Einen Baum so wiederzugeben, daß seine individuelle Erscheinung als Anmutung in einem Gemälde fühlbar oder sichtbar wird, ist dieselbe Aufgabe, die den Portraitmalern gestellt ist: Einen Baum als solitäres Motiv ist so schwierig malerisch darzustellen, wie eine menschliches Gesicht. In einer Art dichterischer Zusammenfassung müssen gerade so viel Details der Rinde, der Zweige und des Laubs gezeigt werden, daß die Art des Baumes, seine Beschaffenheit, seine unverwechselbaren Eigenheiten sogleich klar erkennbar sind, ohne jede Wiederholung der Pinselzüge, der Formen, der Farben, ja selbst der Lokalfarbe nicht.

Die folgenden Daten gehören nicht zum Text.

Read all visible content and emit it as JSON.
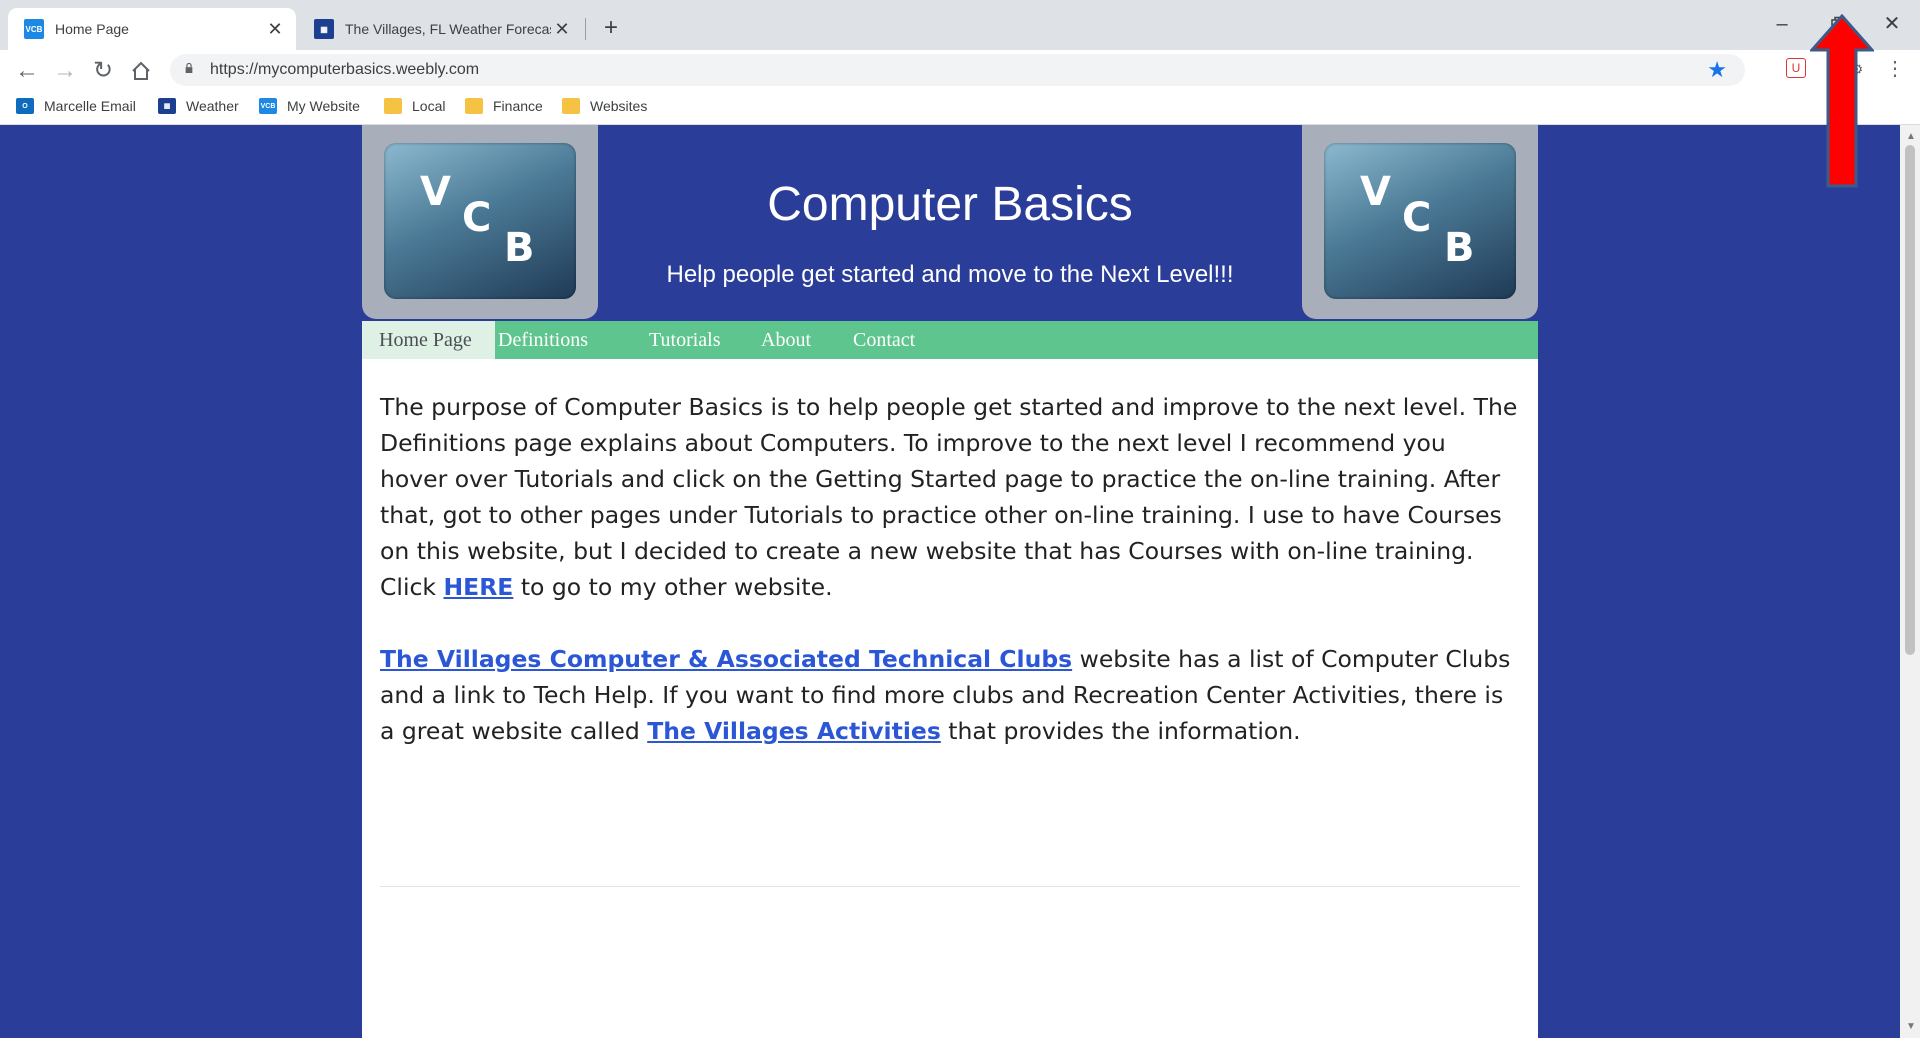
{
  "browser": {
    "tabs": [
      {
        "title": "Home Page",
        "favicon": "vcb-favicon",
        "active": true
      },
      {
        "title": "The Villages, FL Weather Forecast",
        "favicon": "weather-favicon",
        "active": false
      }
    ],
    "url": "https://mycomputerbasics.weebly.com",
    "bookmarks": [
      {
        "label": "Marcelle Email",
        "icon": "outlook-icon"
      },
      {
        "label": "Weather",
        "icon": "weather-icon"
      },
      {
        "label": "My Website",
        "icon": "vcb-icon"
      },
      {
        "label": "Local",
        "icon": "folder-icon"
      },
      {
        "label": "Finance",
        "icon": "folder-icon"
      },
      {
        "label": "Websites",
        "icon": "folder-icon"
      }
    ]
  },
  "site": {
    "logo_letters": [
      "V",
      "C",
      "B"
    ],
    "title": "Computer Basics",
    "tagline": "Help people get started and move to the Next Level!!!",
    "nav": [
      "Home Page",
      "Definitions",
      "Tutorials",
      "About",
      "Contact"
    ],
    "active_nav": "Home Page",
    "paragraph1": {
      "text_before": "The purpose of Computer Basics is to help people get started and improve to the next level. The Definitions page explains about Computers.  To improve to the next level I recommend you hover over Tutorials and click on the Getting Started page to practice the on-line training.  After that, got to other pages under Tutorials to practice other on-line training.  I use to have Courses on this website, but I decided to create a new website that has Courses with on-line training.  Click ",
      "link": "HERE",
      "text_after": " to go to my other website."
    },
    "paragraph2": {
      "link1": "The Villages Computer & Associated Technical Clubs",
      "text_mid1": " website has a list of Computer Clubs and a link to Tech Help.  If you want to find more clubs and Recreation Center Activities, there is a great website called ",
      "link2": "The Villages Activities",
      "text_after": " that provides the information."
    }
  },
  "colors": {
    "page_background": "#2a3d99",
    "nav_green": "#5ec58e",
    "link_blue": "#2b56d6",
    "annotation_red": "#ff0000"
  }
}
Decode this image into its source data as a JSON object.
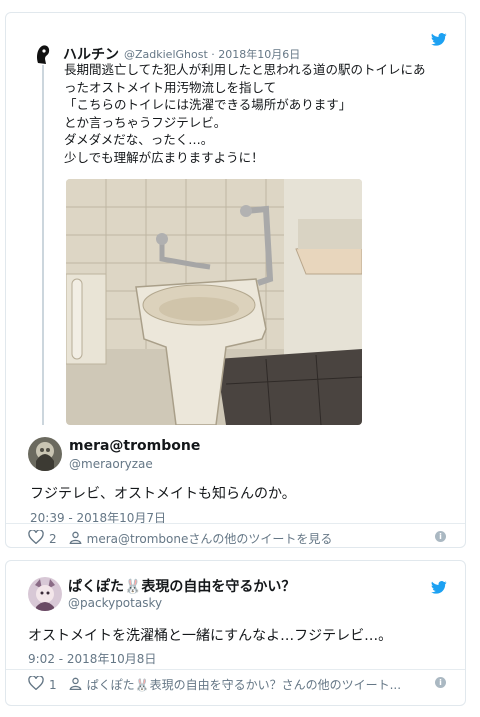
{
  "tweet1": {
    "quoted": {
      "name": "ハルチン",
      "handle_date": "@ZadkielGhost · 2018年10月6日",
      "lines": [
        "長期間逃亡してた犯人が利用したと思われる道の駅のトイレにあ",
        "ったオストメイト用汚物流しを指して",
        "「こちらのトイレには洗濯できる場所があります」",
        "とか言っちゃうフジテレビ。",
        "ダメダメだな、ったく…。",
        "少しでも理解が広まりますように！"
      ]
    },
    "name": "mera@trombone",
    "handle": "@meraoryzae",
    "text": "フジテレビ、オストメイトも知らんのか。",
    "time": "20:39 - 2018年10月7日",
    "likes": "2",
    "more_link": "mera@tromboneさんの他のツイートを見る"
  },
  "tweet2": {
    "name": "ぱくぽた🐰表現の自由を守るかい？",
    "handle": "@packypotasky",
    "text": "オストメイトを洗濯桶と一緒にすんなよ…フジテレビ…。",
    "time": "9:02 - 2018年10月8日",
    "likes": "1",
    "more_link": "ぱくぽた🐰表現の自由を守るかい？さんの他のツイート..."
  },
  "icons": {
    "brand": "twitter-bird",
    "like": "heart-outline",
    "profile": "person-outline",
    "info": "info-circle"
  },
  "colors": {
    "twitter_blue": "#1da1f2",
    "text": "#14171a",
    "muted": "#657786",
    "border": "#e1e8ed"
  }
}
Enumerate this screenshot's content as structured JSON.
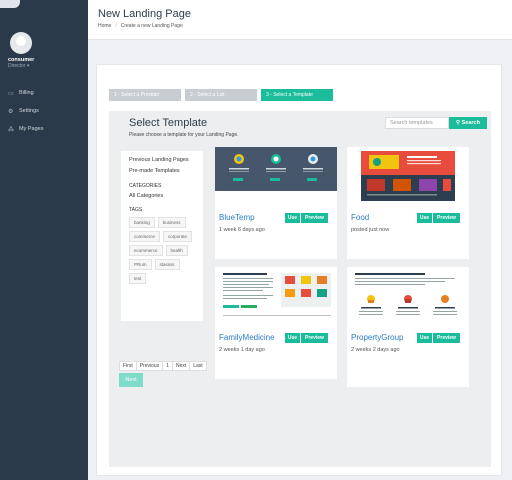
{
  "sidebar": {
    "user_name": "consumer",
    "user_role": "Director ▾",
    "items": [
      {
        "label": "Billing",
        "icon": "credit-card-icon"
      },
      {
        "label": "Settings",
        "icon": "gear-icon"
      },
      {
        "label": "My Pages",
        "icon": "sitemap-icon"
      }
    ]
  },
  "header": {
    "title": "New Landing Page",
    "breadcrumb": [
      "Home",
      "Create a new Landing Page"
    ]
  },
  "steps": [
    {
      "label": "1 - Select a Provider"
    },
    {
      "label": "2 - Select a List"
    },
    {
      "label": "3 - Select a Template"
    }
  ],
  "templates_panel": {
    "title": "Select Template",
    "subtitle": "Please choose a template for your Landing Page.",
    "search_placeholder": "Search templates",
    "search_label": "Search"
  },
  "filters": {
    "links": [
      "Previous Landing Pages",
      "Pre-made Templates"
    ],
    "categories_heading": "CATEGORIES",
    "category_all": "All Categories",
    "tags_heading": "TAGS",
    "tags": [
      "banking",
      "business",
      "commerce",
      "corporate",
      "ecommerce",
      "health",
      "PRum",
      "stassss",
      "test"
    ]
  },
  "templates": [
    {
      "name": "BlueTemp",
      "date": "1 week 6 days ago"
    },
    {
      "name": "Food",
      "date": "posted just now"
    },
    {
      "name": "FamilyMedicine",
      "date": "2 weeks 1 day ago"
    },
    {
      "name": "PropertyGroup",
      "date": "2 weeks 2 days ago"
    }
  ],
  "template_actions": {
    "use": "Use",
    "preview": "Preview"
  },
  "pagination": [
    "First",
    "Previous",
    "1",
    "Next",
    "Last"
  ],
  "next_button": "Next",
  "colors": {
    "accent": "#1abc9c",
    "sidebar": "#2b3a4a",
    "link": "#2a7cc7"
  }
}
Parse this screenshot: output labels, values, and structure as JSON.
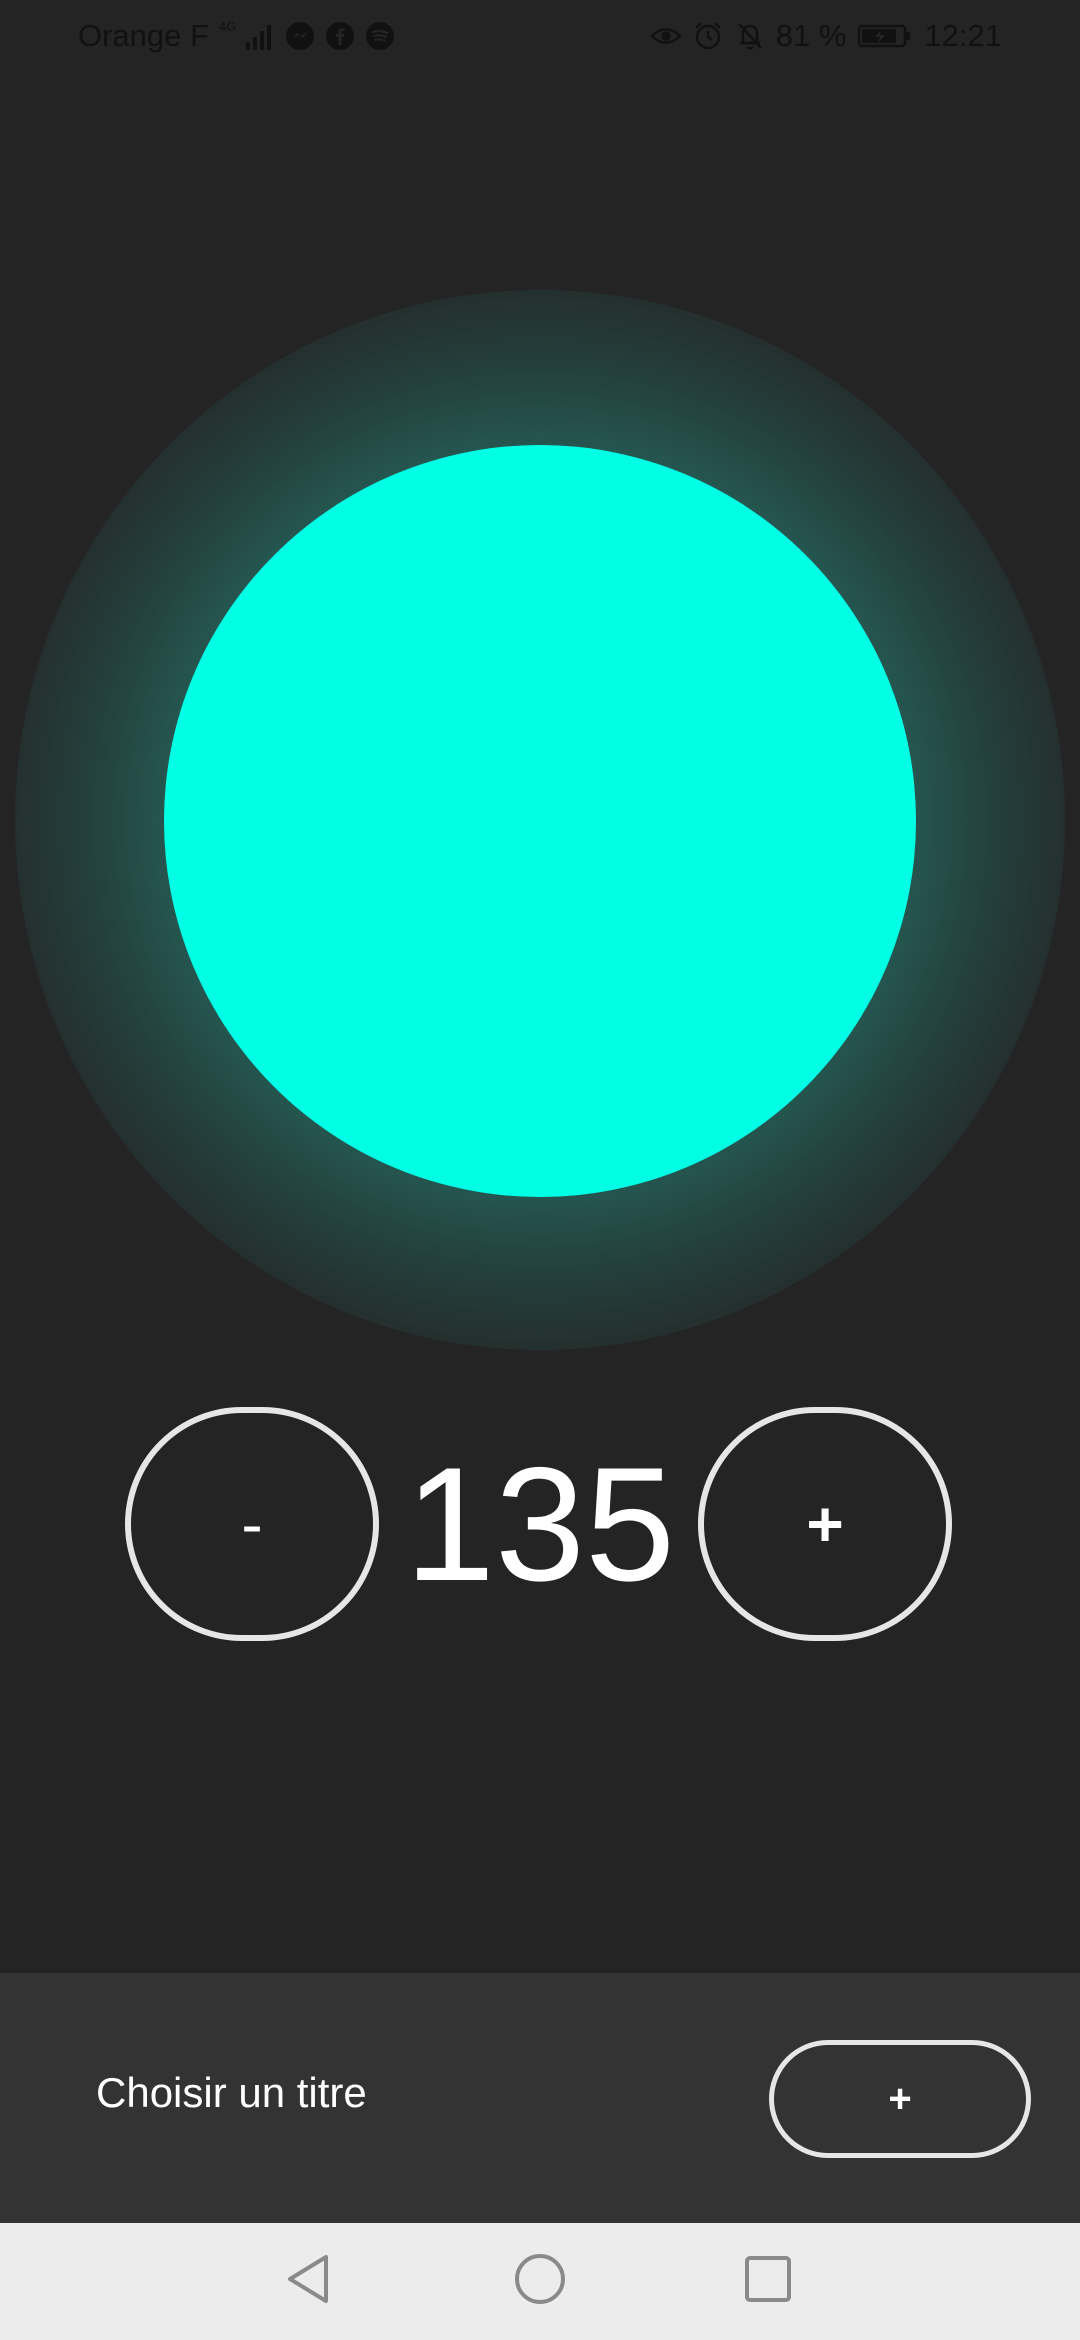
{
  "status_bar": {
    "carrier": "Orange F",
    "network_type": "4G",
    "battery_percent": "81 %",
    "time": "12:21",
    "left_icons": [
      "signal-icon",
      "messenger-icon",
      "facebook-icon",
      "spotify-icon"
    ],
    "right_icons": [
      "eye-icon",
      "alarm-icon",
      "bell-off-icon",
      "battery-icon"
    ]
  },
  "orb": {
    "color": "#00ffe5",
    "glow_color": "#2a6e64"
  },
  "counter": {
    "decrement_label": "-",
    "value": "135",
    "increment_label": "+"
  },
  "bottom_panel": {
    "title_label": "Choisir un titre",
    "add_button_label": "+"
  },
  "nav_bar": {
    "buttons": [
      "back-icon",
      "home-icon",
      "recents-icon"
    ]
  },
  "colors": {
    "background": "#242424",
    "panel": "#333333",
    "nav_bar": "#ececec",
    "accent": "#00ffe5",
    "button_border": "#e6e6e6"
  }
}
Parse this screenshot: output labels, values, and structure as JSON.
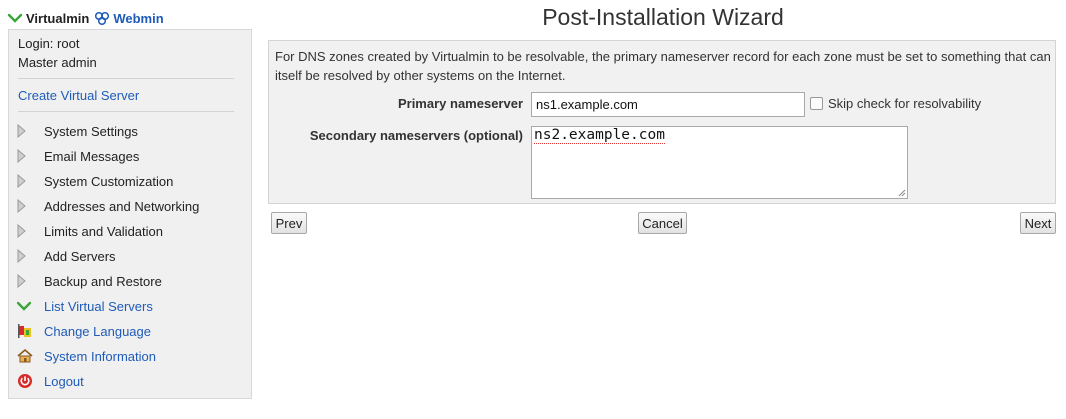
{
  "header": {
    "virtualmin_label": "Virtualmin",
    "webmin_label": "Webmin"
  },
  "sidebar": {
    "login": "Login: root",
    "role": "Master admin",
    "create_link": "Create Virtual Server",
    "items": [
      {
        "label": "System Settings",
        "icon": "triangle-right-icon"
      },
      {
        "label": "Email Messages",
        "icon": "triangle-right-icon"
      },
      {
        "label": "System Customization",
        "icon": "triangle-right-icon"
      },
      {
        "label": "Addresses and Networking",
        "icon": "triangle-right-icon"
      },
      {
        "label": "Limits and Validation",
        "icon": "triangle-right-icon"
      },
      {
        "label": "Add Servers",
        "icon": "triangle-right-icon"
      },
      {
        "label": "Backup and Restore",
        "icon": "triangle-right-icon"
      },
      {
        "label": "List Virtual Servers",
        "icon": "chevron-down-icon"
      },
      {
        "label": "Change Language",
        "icon": "flags-icon"
      },
      {
        "label": "System Information",
        "icon": "home-icon"
      },
      {
        "label": "Logout",
        "icon": "power-icon"
      }
    ]
  },
  "main": {
    "title": "Post-Installation Wizard",
    "description": "For DNS zones created by Virtualmin to be resolvable, the primary nameserver record for each zone must be set to something that can itself be resolved by other systems on the Internet.",
    "primary_label": "Primary nameserver",
    "primary_value": "ns1.example.com",
    "skip_label": "Skip check for resolvability",
    "skip_checked": false,
    "secondary_label": "Secondary nameservers (optional)",
    "secondary_value": "ns2.example.com",
    "buttons": {
      "prev": "Prev",
      "cancel": "Cancel",
      "next": "Next"
    }
  },
  "colors": {
    "link": "#1e5bb8",
    "chevron_green": "#3aa63a",
    "panel_bg": "#f1f1f1",
    "logout_red": "#d62b2b"
  }
}
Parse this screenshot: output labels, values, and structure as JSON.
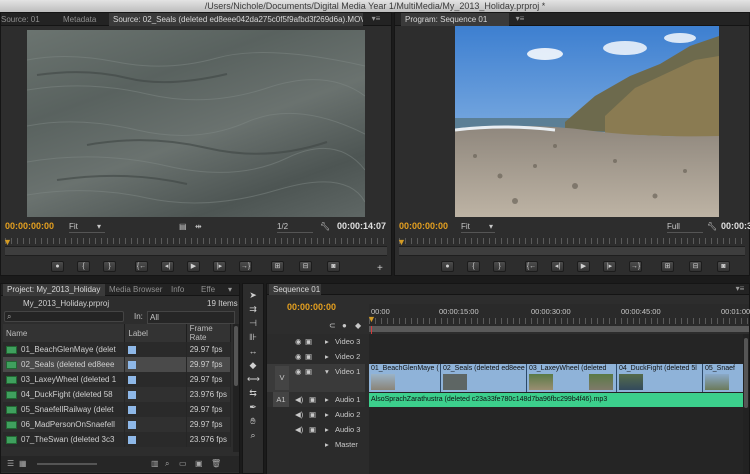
{
  "window": {
    "title": "/Users/Nichole/Documents/Digital Media Year 1/MultiMedia/My_2013_Holiday.prproj *"
  },
  "source_panel": {
    "tabs": [
      "Source: 01",
      "Metadata",
      "Source: 02_Seals (deleted ed8eee042da275c0f5f9afbd3f269d6a).MOV"
    ],
    "timecode_in": "00:00:00:00",
    "zoom": "Fit",
    "resolution": "1/2",
    "duration": "00:00:14:07"
  },
  "program_panel": {
    "tab": "Program: Sequence 01",
    "timecode": "00:00:00:00",
    "zoom": "Fit",
    "resolution": "Full",
    "duration": "00:00:35:09"
  },
  "project_panel": {
    "tabs": [
      "Project: My_2013_Holiday",
      "Media Browser",
      "Info",
      "Effe"
    ],
    "file": "My_2013_Holiday.prproj",
    "item_count": "19 Items",
    "in_label": "In:",
    "in_value": "All",
    "columns": [
      "Name",
      "Label",
      "Frame Rate"
    ],
    "rows": [
      {
        "name": "01_BeachGlenMaye (delet",
        "rate": "29.97 fps"
      },
      {
        "name": "02_Seals (deleted ed8eee",
        "rate": "29.97 fps"
      },
      {
        "name": "03_LaxeyWheel (deleted 1",
        "rate": "29.97 fps"
      },
      {
        "name": "04_DuckFight (deleted 58",
        "rate": "23.976 fps"
      },
      {
        "name": "05_SnaefellRailway (delet",
        "rate": "29.97 fps"
      },
      {
        "name": "06_MadPersonOnSnaefell",
        "rate": "29.97 fps"
      },
      {
        "name": "07_TheSwan (deleted 3c3",
        "rate": "23.976 fps"
      }
    ]
  },
  "sequence_panel": {
    "tab": "Sequence 01",
    "timecode": "00:00:00:00",
    "ruler": [
      "00:00",
      "00:00:15:00",
      "00:00:30:00",
      "00:00:45:00",
      "00:01:00"
    ],
    "tracks": [
      {
        "label": "Video 3"
      },
      {
        "label": "Video 2"
      },
      {
        "label": "Video 1",
        "side": "V"
      },
      {
        "label": "Audio 1",
        "side": "A1"
      },
      {
        "label": "Audio 2"
      },
      {
        "label": "Audio 3"
      },
      {
        "label": "Master"
      }
    ],
    "video_clips": [
      "01_BeachGlenMaye (",
      "02_Seals (deleted ed8eee",
      "03_LaxeyWheel (deleted",
      "04_DuckFight (deleted 5l",
      "05_Snaef"
    ],
    "audio_clip": "AlsoSprachZarathustra (deleted c23a33fe780c148d7ba96fbc299b4f46).mp3"
  }
}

Es ist nicht möglich, durch mechanische Malbewegungen das anscheinend überall am Baum gleich aussehende Laub überzeugend wiederzugeben; solche Iterationen fallen direkt störend heraus, obwohl ein regelmäßig gewachsener Laubbaum in vielen Teilen Selbstähnlichkeit aufweist. Denn durch seine verschiedenen Winkel zum Himmel, durch seine Lage im tiefen Baumschatten gegen die durchscheinende Fläche des Himmels, seine Lage im direkten oder indirekten Licht, leuchtet der geringste Teil des Laubes in seiner tatsächlichen Lokalfarbe. Durch Störungen im Wuchs sieht jeder Bereich der Baumkrone anders aus. Dabei muss zugleich der Baum deutlich als eine selbstähnliche Einheit wahrgenommen werden können, die atmossphärisch in die Umgebung eingebunden sein muss, um überzeugend zu wirken.